Ecoutons l’avis du général Cherrière, commandant en chef : « L’Armée pense être alors placée devant un problème qui lui est connu depuis des lustres en Afrique du Nord : réprimer successivement deux rébellions localisées (Aurès et grande Kabylie)  »

Au Caire, la voie des Arabes, une radio pro FLN, proclame : «L'Algérie est retournée à la lutte pour la liberté de l'Islam».

La fraction de la population musulmane qui a participé n’excède pas 5%.

Communiqué du Gouvernement Général du 1er novembre 1954 :

« Au cours de la nuit, en différents points du territoire algérien, mais plus particulièrement dans l’est du département de Constantine et dans la région de l’Aurès, une trentaine d’attentats d’inégale gravité ont été commis par de petits groupes de terroristes Un officier et deux soldats ont été assassinés à Kenchela et à Batna. Deux gardiens de nuit ont été tués en Kabylie. Des coups de feu ont été tirés sur les gendarmeries  »

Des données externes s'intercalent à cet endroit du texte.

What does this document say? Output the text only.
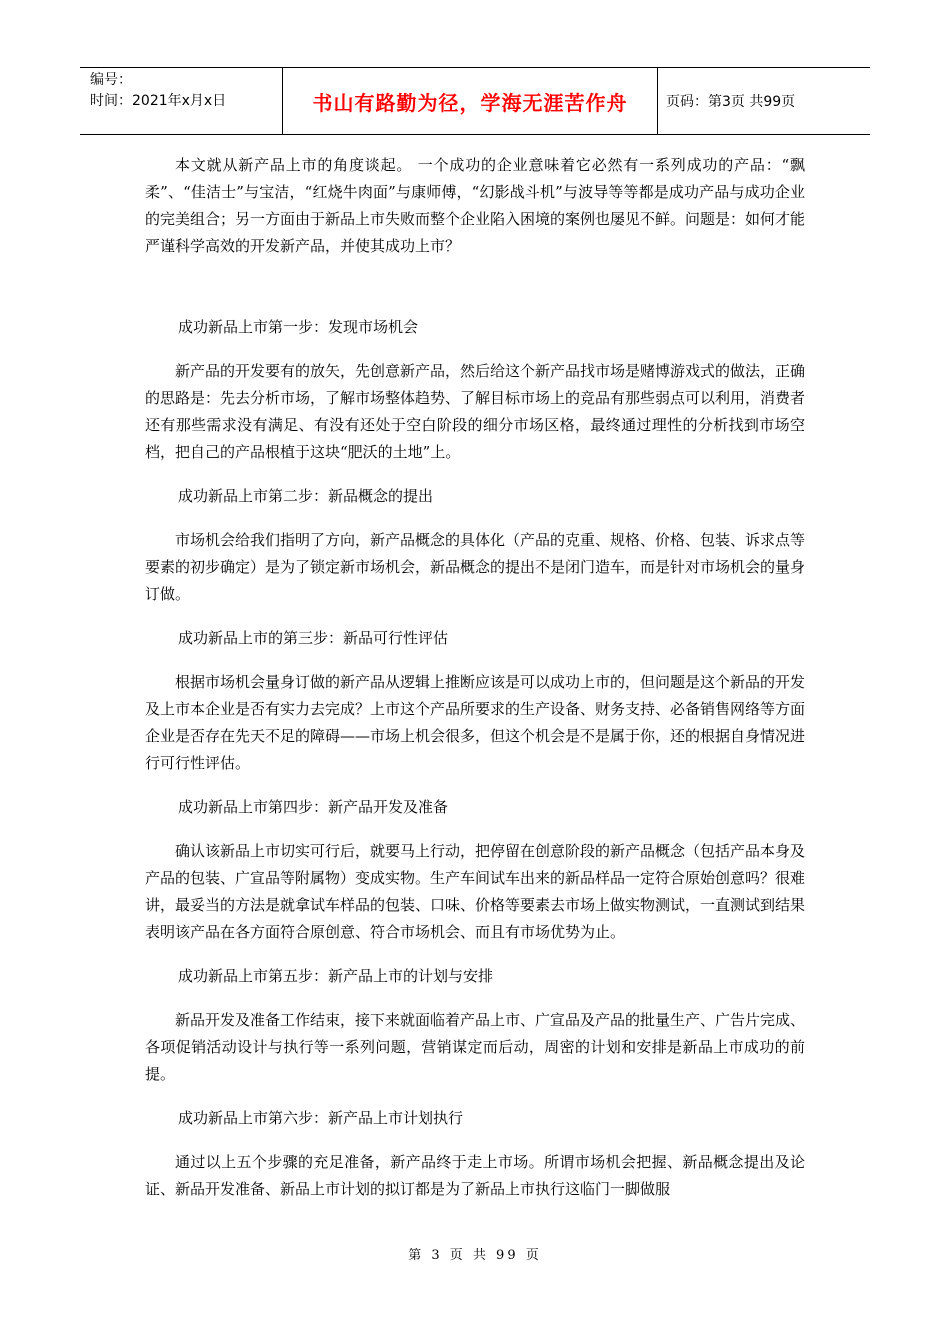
编号：
时间：2021年x月x日	书山有路勤为径，学海无涯苦作舟	页码：第3页 共99页

本文就从新产品上市的角度谈起。 一个成功的企业意味着它必然有一系列成功的产品：“飘柔”、“佳洁士”与宝洁，“红烧牛肉面”与康师傅，“幻影战斗机”与波导等等都是成功产品与成功企业的完美组合；另一方面由于新品上市失败而整个企业陷入困境的案例也屡见不鲜。问题是：如何才能严谨科学高效的开发新产品，并使其成功上市？

成功新品上市第一步：发现市场机会

新产品的开发要有的放矢，先创意新产品，然后给这个新产品找市场是赌博游戏式的做法，正确的思路是：先去分析市场，了解市场整体趋势、了解目标市场上的竞品有那些弱点可以利用，消费者还有那些需求没有满足、有没有还处于空白阶段的细分市场区格，最终通过理性的分析找到市场空档，把自己的产品根植于这块“肥沃的土地”上。

成功新品上市第二步：新品概念的提出

市场机会给我们指明了方向，新产品概念的具体化（产品的克重、规格、价格、包装、诉求点等要素的初步确定）是为了锁定新市场机会，新品概念的提出不是闭门造车，而是针对市场机会的量身订做。

成功新品上市的第三步：新品可行性评估

根据市场机会量身订做的新产品从逻辑上推断应该是可以成功上市的，但问题是这个新品的开发及上市本企业是否有实力去完成？上市这个产品所要求的生产设备、财务支持、必备销售网络等方面企业是否存在先天不足的障碍——市场上机会很多，但这个机会是不是属于你，还的根据自身情况进行可行性评估。

成功新品上市第四步：新产品开发及准备

确认该新品上市切实可行后，就要马上行动，把停留在创意阶段的新产品概念（包括产品本身及产品的包装、广宣品等附属物）变成实物。生产车间试车出来的新品样品一定符合原始创意吗？很难讲，最妥当的方法是就拿试车样品的包装、口味、价格等要素去市场上做实物测试，一直测试到结果表明该产品在各方面符合原创意、符合市场机会、而且有市场优势为止。

成功新品上市第五步：新产品上市的计划与安排

新品开发及准备工作结束，接下来就面临着产品上市、广宣品及产品的批量生产、广告片完成、各项促销活动设计与执行等一系列问题，营销谋定而后动，周密的计划和安排是新品上市成功的前提。

成功新品上市第六步：新产品上市计划执行

通过以上五个步骤的充足准备，新产品终于走上市场。所谓市场机会把握、新品概念提出及论证、新品开发准备、新品上市计划的拟订都是为了新品上市执行这临门一脚做服

第 3 页 共 99 页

La décision d'arrêter les responsables (suite aux demandes du préfet Vaujour des 23 et 26 octobre) ne parviendra à Alger que le 2 novembre 1954, le lendemain du début de l'insurrection.

Le 2 novembre 1954, François Mitterrand, ministre de l’Intérieur : « La seule négociation possible, c’est la guerre. L’Algérie c’est la France et la France ne connaîtra pas chez elle d’autre autorité que la sienne. Qui hésiterait à employer tous les moyens pour préserver la France ? »

Le 2 novembre, dans son éditorial, Alger Républicain, le journal du Parti communiste algérien traite les responsables de la «Toussaint tragique» de « provocateurs » de « semeurs de panique » de « poignée d'agitateurs inconscients ou corrompus » et termine en exhortant les autorités à « faire appel aux masses pour anéantir la rébellion, seule façon d'attacher ce  pays à la France »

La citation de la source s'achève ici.